HRW et la FIDH ont recueilli de nombreux témoignages à Goma à propos d'hélicoptères qui auraient fait à maintes reprises le trajet entre le Rwanda et la zone du Masisi, apparemment pour des raisons militaires120 . De nombreux habitants de Goma ont déclaré qu'on pouvait voir régulièrement des convois de camions de soldats de l'APR provenant de Gisenyi au Rwanda et se dirigeant dans la zone du Masisi. Il est probable que certains de ces soldats ont été utilisés lors des attaques contre des civils perpétrées dans la zone du Masisi et décrites par des villageois de la zone à HRW et à la FIDH. Les habitants de Goma ont également parlé de l'insécurité générale régnant dans la ville et due en grande partie aux fréquents pillages et meurtres qui seraient l'oeuvre de soldats rwandais qui repasseraient souvent discrètement la frontière rwandaise suite à leurs exactions121 .

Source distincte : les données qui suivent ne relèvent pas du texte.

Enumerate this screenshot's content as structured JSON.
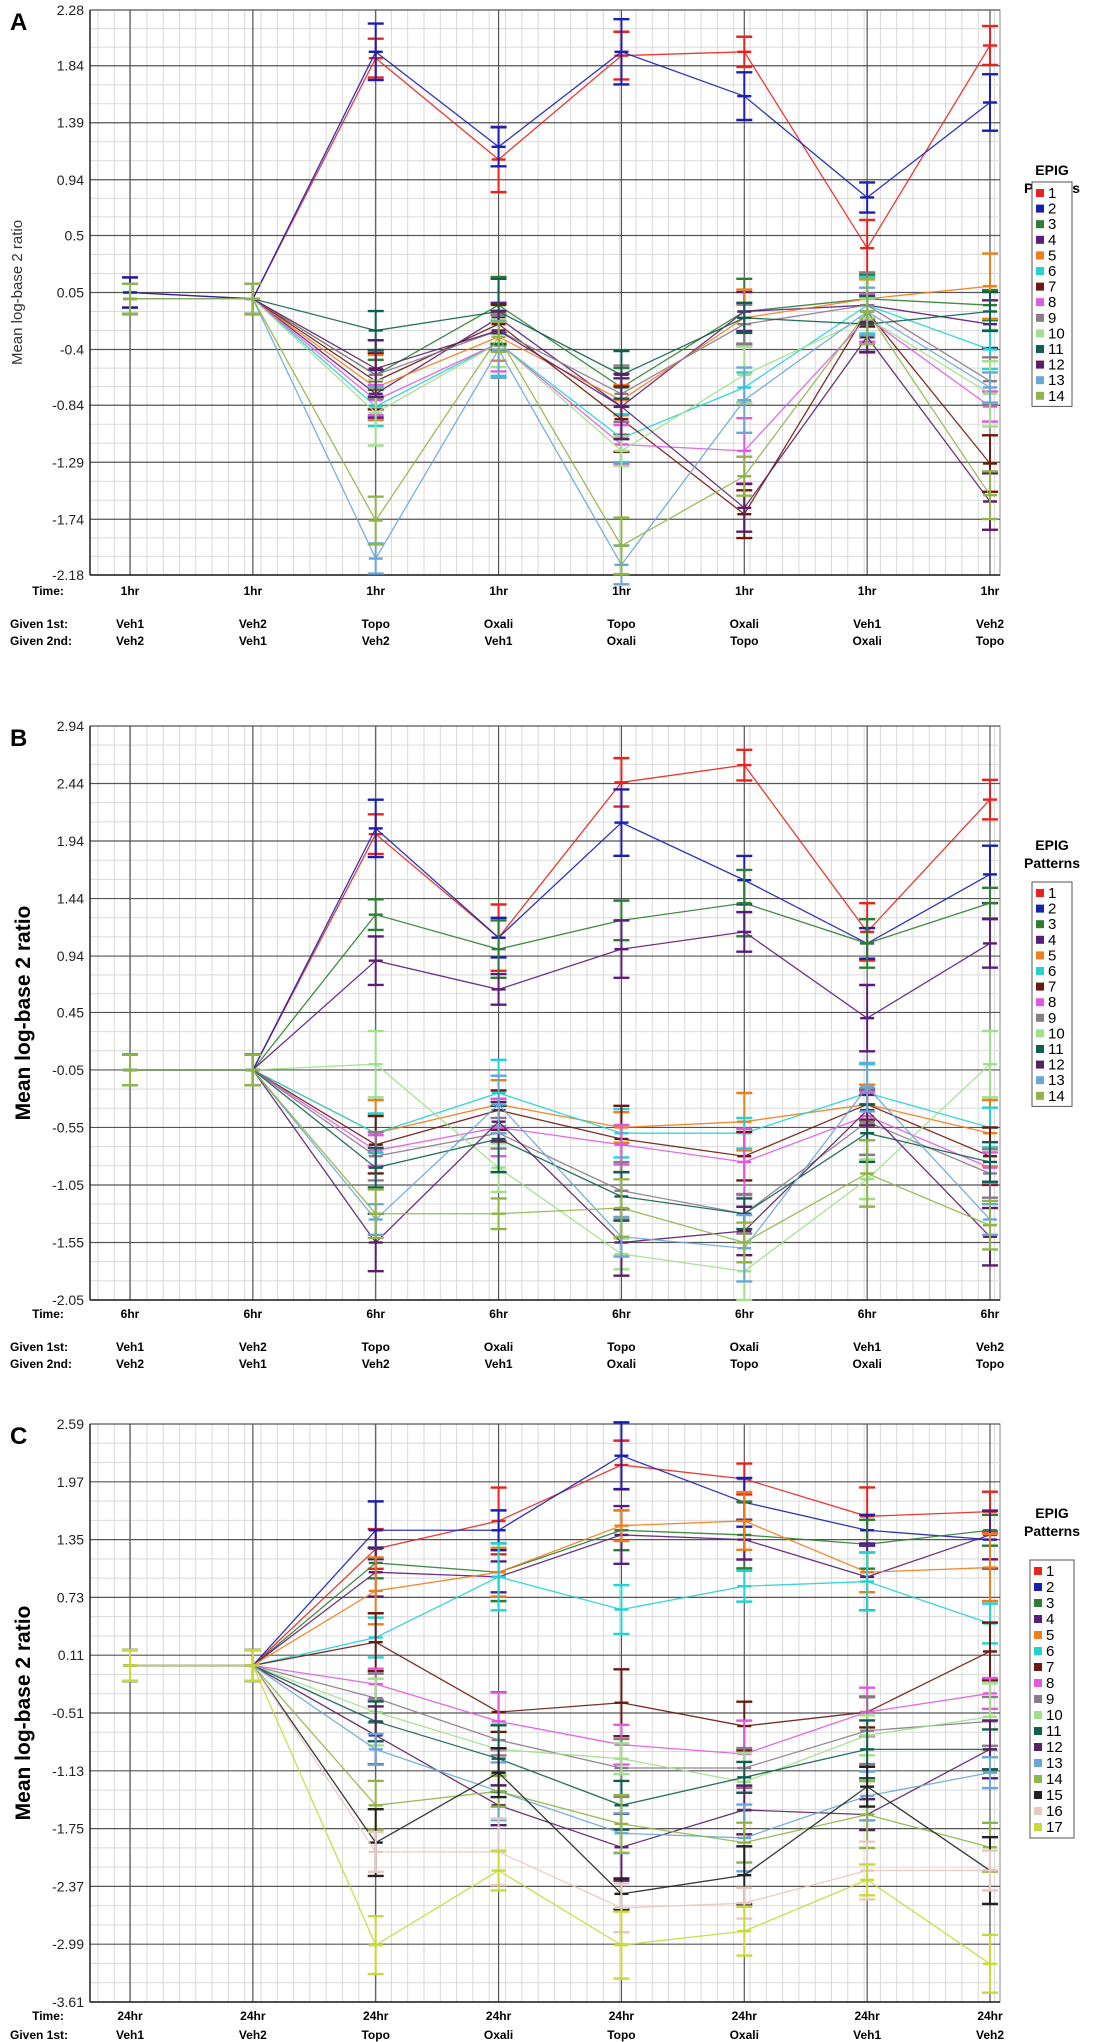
{
  "figure": {
    "conditions_row1_label": "Given 1st:",
    "conditions_row2_label": "Given 2nd:",
    "time_label": "Time:",
    "given1": [
      "Veh1",
      "Veh2",
      "Topo",
      "Oxali",
      "Topo",
      "Oxali",
      "Veh1",
      "Veh2"
    ],
    "given2": [
      "Veh2",
      "Veh1",
      "Veh2",
      "Veh1",
      "Oxali",
      "Topo",
      "Oxali",
      "Topo"
    ],
    "legend_title_1": "EPIG",
    "legend_title_2": "Patterns"
  },
  "palette": [
    "#e8231e",
    "#1b1fb0",
    "#2e7d32",
    "#5b1d7a",
    "#ee7d1c",
    "#22d3d3",
    "#6b1a10",
    "#e05ae0",
    "#8a7a8a",
    "#9fe08a",
    "#0f5f4e",
    "#5a1f66",
    "#6aa6d8",
    "#8fb54a",
    "#222222",
    "#e6c9c0",
    "#c8d93a"
  ],
  "chart_data": [
    {
      "panel": "A",
      "type": "line",
      "ylabel": "Mean log-base 2 ratio",
      "yticks": [
        2.28,
        1.84,
        1.39,
        0.94,
        0.5,
        0.05,
        -0.4,
        -0.84,
        -1.29,
        -1.74,
        -2.18
      ],
      "ylim": [
        -2.18,
        2.28
      ],
      "time": "1hr",
      "legend": [
        "1",
        "2",
        "3",
        "4",
        "5",
        "6",
        "7",
        "8",
        "9",
        "10",
        "11",
        "12",
        "13",
        "14"
      ],
      "series": [
        {
          "name": "1",
          "values": [
            0.05,
            0.0,
            1.9,
            1.1,
            1.92,
            1.95,
            0.4,
            2.0
          ]
        },
        {
          "name": "2",
          "values": [
            0.05,
            0.0,
            1.95,
            1.2,
            1.95,
            1.6,
            0.8,
            1.55
          ]
        },
        {
          "name": "3",
          "values": [
            0.0,
            0.0,
            -0.6,
            -0.05,
            -0.7,
            -0.1,
            0.0,
            -0.05
          ]
        },
        {
          "name": "4",
          "values": [
            0.0,
            0.0,
            -0.75,
            -0.15,
            -0.85,
            -0.1,
            -0.05,
            -0.2
          ]
        },
        {
          "name": "5",
          "values": [
            0.0,
            0.0,
            -0.7,
            -0.3,
            -0.8,
            -0.15,
            0.0,
            0.1
          ]
        },
        {
          "name": "6",
          "values": [
            0.0,
            0.0,
            -0.85,
            -0.35,
            -1.1,
            -0.7,
            -0.05,
            -0.4
          ]
        },
        {
          "name": "7",
          "values": [
            0.0,
            0.0,
            -0.65,
            -0.2,
            -0.95,
            -1.7,
            -0.1,
            -1.3
          ]
        },
        {
          "name": "8",
          "values": [
            0.0,
            0.0,
            -0.8,
            -0.35,
            -1.15,
            -1.2,
            -0.15,
            -0.85
          ]
        },
        {
          "name": "9",
          "values": [
            0.0,
            0.0,
            -0.6,
            -0.25,
            -0.75,
            -0.2,
            -0.05,
            -0.65
          ]
        },
        {
          "name": "10",
          "values": [
            0.0,
            0.0,
            -0.9,
            -0.35,
            -1.2,
            -0.6,
            -0.15,
            -0.75
          ]
        },
        {
          "name": "11",
          "values": [
            0.0,
            0.0,
            -0.25,
            -0.1,
            -0.6,
            -0.15,
            -0.2,
            -0.1
          ]
        },
        {
          "name": "12",
          "values": [
            0.0,
            0.0,
            -0.55,
            -0.25,
            -0.85,
            -1.65,
            -0.3,
            -1.6
          ]
        },
        {
          "name": "13",
          "values": [
            0.0,
            0.0,
            -2.05,
            -0.4,
            -2.1,
            -0.8,
            -0.1,
            -0.7
          ]
        },
        {
          "name": "14",
          "values": [
            0.0,
            0.0,
            -1.75,
            -0.3,
            -1.95,
            -1.4,
            -0.1,
            -1.55
          ]
        }
      ]
    },
    {
      "panel": "B",
      "type": "line",
      "ylabel": "Mean log-base 2 ratio",
      "yticks": [
        2.94,
        2.44,
        1.94,
        1.44,
        0.94,
        0.45,
        -0.05,
        -0.55,
        -1.05,
        -1.55,
        -2.05
      ],
      "ylim": [
        -2.05,
        2.94
      ],
      "time": "6hr",
      "legend": [
        "1",
        "2",
        "3",
        "4",
        "5",
        "6",
        "7",
        "8",
        "9",
        "10",
        "11",
        "12",
        "13",
        "14"
      ],
      "series": [
        {
          "name": "1",
          "values": [
            -0.05,
            -0.05,
            2.0,
            1.1,
            2.45,
            2.6,
            1.15,
            2.3
          ]
        },
        {
          "name": "2",
          "values": [
            -0.05,
            -0.05,
            2.05,
            1.1,
            2.1,
            1.6,
            1.05,
            1.65
          ]
        },
        {
          "name": "3",
          "values": [
            -0.05,
            -0.05,
            1.3,
            1.0,
            1.25,
            1.4,
            1.05,
            1.4
          ]
        },
        {
          "name": "4",
          "values": [
            -0.05,
            -0.05,
            0.9,
            0.65,
            1.0,
            1.15,
            0.4,
            1.05
          ]
        },
        {
          "name": "5",
          "values": [
            -0.05,
            -0.05,
            -0.6,
            -0.35,
            -0.55,
            -0.5,
            -0.35,
            -0.6
          ]
        },
        {
          "name": "6",
          "values": [
            -0.05,
            -0.05,
            -0.6,
            -0.25,
            -0.6,
            -0.6,
            -0.25,
            -0.55
          ]
        },
        {
          "name": "7",
          "values": [
            -0.05,
            -0.05,
            -0.7,
            -0.4,
            -0.65,
            -0.8,
            -0.35,
            -0.8
          ]
        },
        {
          "name": "8",
          "values": [
            -0.05,
            -0.05,
            -0.75,
            -0.55,
            -0.7,
            -0.85,
            -0.45,
            -0.9
          ]
        },
        {
          "name": "9",
          "values": [
            -0.05,
            -0.05,
            -0.8,
            -0.6,
            -1.1,
            -1.3,
            -0.5,
            -0.95
          ]
        },
        {
          "name": "10",
          "values": [
            -0.05,
            -0.05,
            0.0,
            -0.9,
            -1.65,
            -1.8,
            -1.0,
            0.0
          ]
        },
        {
          "name": "11",
          "values": [
            -0.05,
            -0.05,
            -0.9,
            -0.65,
            -1.15,
            -1.3,
            -0.6,
            -0.85
          ]
        },
        {
          "name": "12",
          "values": [
            -0.05,
            -0.05,
            -1.55,
            -0.5,
            -1.55,
            -1.45,
            -0.4,
            -1.5
          ]
        },
        {
          "name": "13",
          "values": [
            -0.05,
            -0.05,
            -1.35,
            -0.35,
            -1.5,
            -1.6,
            -0.2,
            -1.35
          ]
        },
        {
          "name": "14",
          "values": [
            -0.05,
            -0.05,
            -1.3,
            -1.3,
            -1.25,
            -1.55,
            -0.95,
            -1.4
          ]
        }
      ]
    },
    {
      "panel": "C",
      "type": "line",
      "ylabel": "Mean log-base 2 ratio",
      "yticks": [
        2.59,
        1.97,
        1.35,
        0.73,
        0.11,
        -0.51,
        -1.13,
        -1.75,
        -2.37,
        -2.99,
        -3.61
      ],
      "ylim": [
        -3.61,
        2.59
      ],
      "time": "24hr",
      "legend": [
        "1",
        "2",
        "3",
        "4",
        "5",
        "6",
        "7",
        "8",
        "9",
        "10",
        "11",
        "12",
        "13",
        "14",
        "15",
        "16",
        "17"
      ],
      "series": [
        {
          "name": "1",
          "values": [
            0.0,
            0.0,
            1.25,
            1.55,
            2.15,
            2.0,
            1.6,
            1.65
          ]
        },
        {
          "name": "2",
          "values": [
            0.0,
            0.0,
            1.45,
            1.45,
            2.25,
            1.75,
            1.45,
            1.35
          ]
        },
        {
          "name": "3",
          "values": [
            0.0,
            0.0,
            1.1,
            1.0,
            1.45,
            1.4,
            1.3,
            1.45
          ]
        },
        {
          "name": "4",
          "values": [
            0.0,
            0.0,
            1.0,
            0.95,
            1.4,
            1.35,
            0.95,
            1.4
          ]
        },
        {
          "name": "5",
          "values": [
            0.0,
            0.0,
            0.8,
            1.0,
            1.5,
            1.55,
            1.0,
            1.05
          ]
        },
        {
          "name": "6",
          "values": [
            0.0,
            0.0,
            0.3,
            0.95,
            0.6,
            0.85,
            0.9,
            0.45
          ]
        },
        {
          "name": "7",
          "values": [
            0.0,
            0.0,
            0.25,
            -0.5,
            -0.4,
            -0.65,
            -0.5,
            0.15
          ]
        },
        {
          "name": "8",
          "values": [
            0.0,
            0.0,
            -0.2,
            -0.6,
            -0.85,
            -0.95,
            -0.5,
            -0.3
          ]
        },
        {
          "name": "9",
          "values": [
            0.0,
            0.0,
            -0.35,
            -0.8,
            -1.1,
            -1.1,
            -0.7,
            -0.6
          ]
        },
        {
          "name": "10",
          "values": [
            0.0,
            0.0,
            -0.5,
            -0.9,
            -1.0,
            -1.25,
            -0.75,
            -0.55
          ]
        },
        {
          "name": "11",
          "values": [
            0.0,
            0.0,
            -0.6,
            -1.0,
            -1.5,
            -1.2,
            -0.9,
            -0.9
          ]
        },
        {
          "name": "12",
          "values": [
            0.0,
            0.0,
            -0.75,
            -1.5,
            -1.95,
            -1.55,
            -1.6,
            -0.9
          ]
        },
        {
          "name": "13",
          "values": [
            0.0,
            0.0,
            -0.9,
            -1.35,
            -1.8,
            -1.85,
            -1.4,
            -1.15
          ]
        },
        {
          "name": "14",
          "values": [
            0.0,
            0.0,
            -1.5,
            -1.35,
            -1.7,
            -1.9,
            -1.6,
            -1.95
          ]
        },
        {
          "name": "15",
          "values": [
            0.0,
            0.0,
            -1.9,
            -1.15,
            -2.45,
            -2.25,
            -1.3,
            -2.2
          ]
        },
        {
          "name": "16",
          "values": [
            0.0,
            0.0,
            -2.0,
            -2.0,
            -2.6,
            -2.55,
            -2.2,
            -2.2
          ]
        },
        {
          "name": "17",
          "values": [
            0.0,
            0.0,
            -3.0,
            -2.2,
            -3.0,
            -2.85,
            -2.3,
            -3.2
          ]
        }
      ]
    }
  ]
}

Le manque d'institutions législatives ou judiciaires en état de fonctionner au Congo et capables d'aborder ces problèmes a provoqué un regain de violence depuis mars 1997. Il est probable que ces cycles de violence continueront ou s'intensifieront dans l'Est du Congo, et peut-être dans d'autres provinces, si des solutions politiques aux problèmes fondamentaux que sont la citoyenneté, le droit foncier et le pouvoir coutumier ne sont pas trouvées. Le commandant de la 4ème Brigade Militaire du Congo stationnée à Goma a déclaré peu après son arrivée dans cette ville à la fin juillet qu'il n'y aurait "pas de prison pour les tueurs, les bandits et les voleurs armés" et il a ajouté que les soldats ou les bandits pris en train de commettre des crimes feraient l'objet d'exécutions publiques122 .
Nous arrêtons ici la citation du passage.